2024-02-06 15:39:46,439 - cnvpytor.root - INFO - Calculating global statistics.
2024-02-06 15:39:46,440 - cnvpytor.root - INFO - Calculating global statistics.
2024-02-06 15:39:46,441 - cnvpytor.io - DEBUG - Closing h5 file 'WSB_mm39_rd.pytor'
2024-02-06 15:39:46,441 - cnvpytor.io - DEBUG - Closing h5 file '/storage/E_drive/Snipes/genome/mm39_gc_ap.pytor'
2024-02-06 15:39:46,441 - cnvpytor.io - DEBUG - Closing h5 file '/storage/E_drive/Snipes/genome/mm39_mask_file.pytor'
arpanda commented 7 months ago

Would you mind sharing a sample and reference genome related file via email.

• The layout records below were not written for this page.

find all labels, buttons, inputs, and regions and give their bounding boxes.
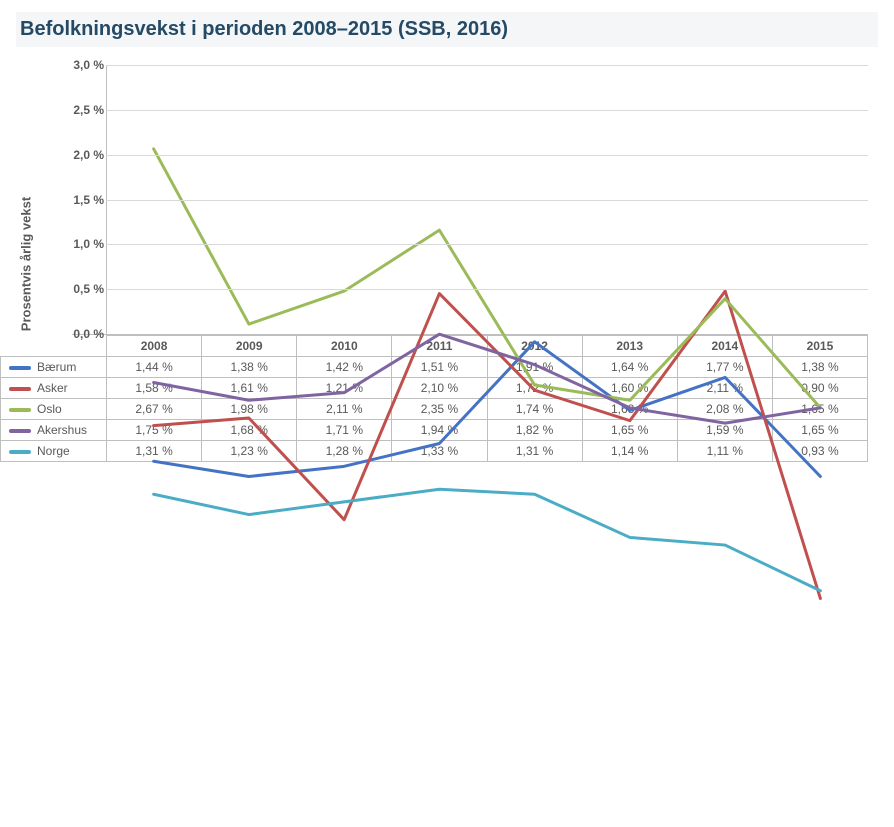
gridline — [106, 200, 868, 201]
series-header: Bærum — [1, 357, 107, 378]
y-tick-label: 2,5 % — [66, 103, 104, 117]
series-line — [154, 149, 821, 408]
y-tick-label: 1,5 % — [66, 193, 104, 207]
series-line — [154, 291, 821, 598]
series-header: Norge — [1, 441, 107, 462]
series-header: Oslo — [1, 399, 107, 420]
series-name: Akershus — [37, 423, 87, 437]
gridline — [106, 65, 868, 66]
series-line — [154, 342, 821, 477]
series-header: Asker — [1, 378, 107, 399]
y-tick-label: 0,0 % — [66, 327, 104, 341]
legend-swatch — [9, 450, 31, 454]
y-axis-label: Prosentvis årlig vekst — [19, 196, 34, 330]
page-title: Befolkningsvekst i perioden 2008–2015 (S… — [16, 12, 878, 47]
chart-container: Prosentvis årlig vekst 0,0 %0,5 %1,0 %1,… — [72, 65, 868, 462]
plot-area: 0,0 %0,5 %1,0 %1,5 %2,0 %2,5 %3,0 % — [72, 65, 868, 335]
y-tick-label: 0,5 % — [66, 282, 104, 296]
gridline — [106, 155, 868, 156]
gridline — [106, 289, 868, 290]
chart-lines — [106, 65, 868, 827]
series-name: Bærum — [37, 360, 76, 374]
legend-swatch — [9, 429, 31, 433]
y-tick-label: 2,0 % — [66, 148, 104, 162]
y-tick-label: 3,0 % — [66, 58, 104, 72]
series-name: Oslo — [37, 402, 62, 416]
legend-swatch — [9, 366, 31, 370]
legend-swatch — [9, 408, 31, 412]
gridline — [106, 244, 868, 245]
y-tick-label: 1,0 % — [66, 237, 104, 251]
gridline — [106, 110, 868, 111]
legend-swatch — [9, 387, 31, 391]
series-line — [154, 489, 821, 591]
series-name: Asker — [37, 381, 68, 395]
series-header: Akershus — [1, 420, 107, 441]
series-name: Norge — [37, 444, 70, 458]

I will check in details.

Note: If you would like to avoid typing -conf REL_PATH/example_ref_genome_conf.py each time you run cnvpytor, you can create an bash alias or make configuration permanent by copying example_ref_genome_conf.py to ~/.cnvpytor/reference_genomes_conf.py.

-Arijit

lucsnip commented 7 months ago

Ok, I've figured it out. There was a mismatch between the bam header and the gc content and mask files. I fixed the header and remade those files, and the histogram command now runs as it should.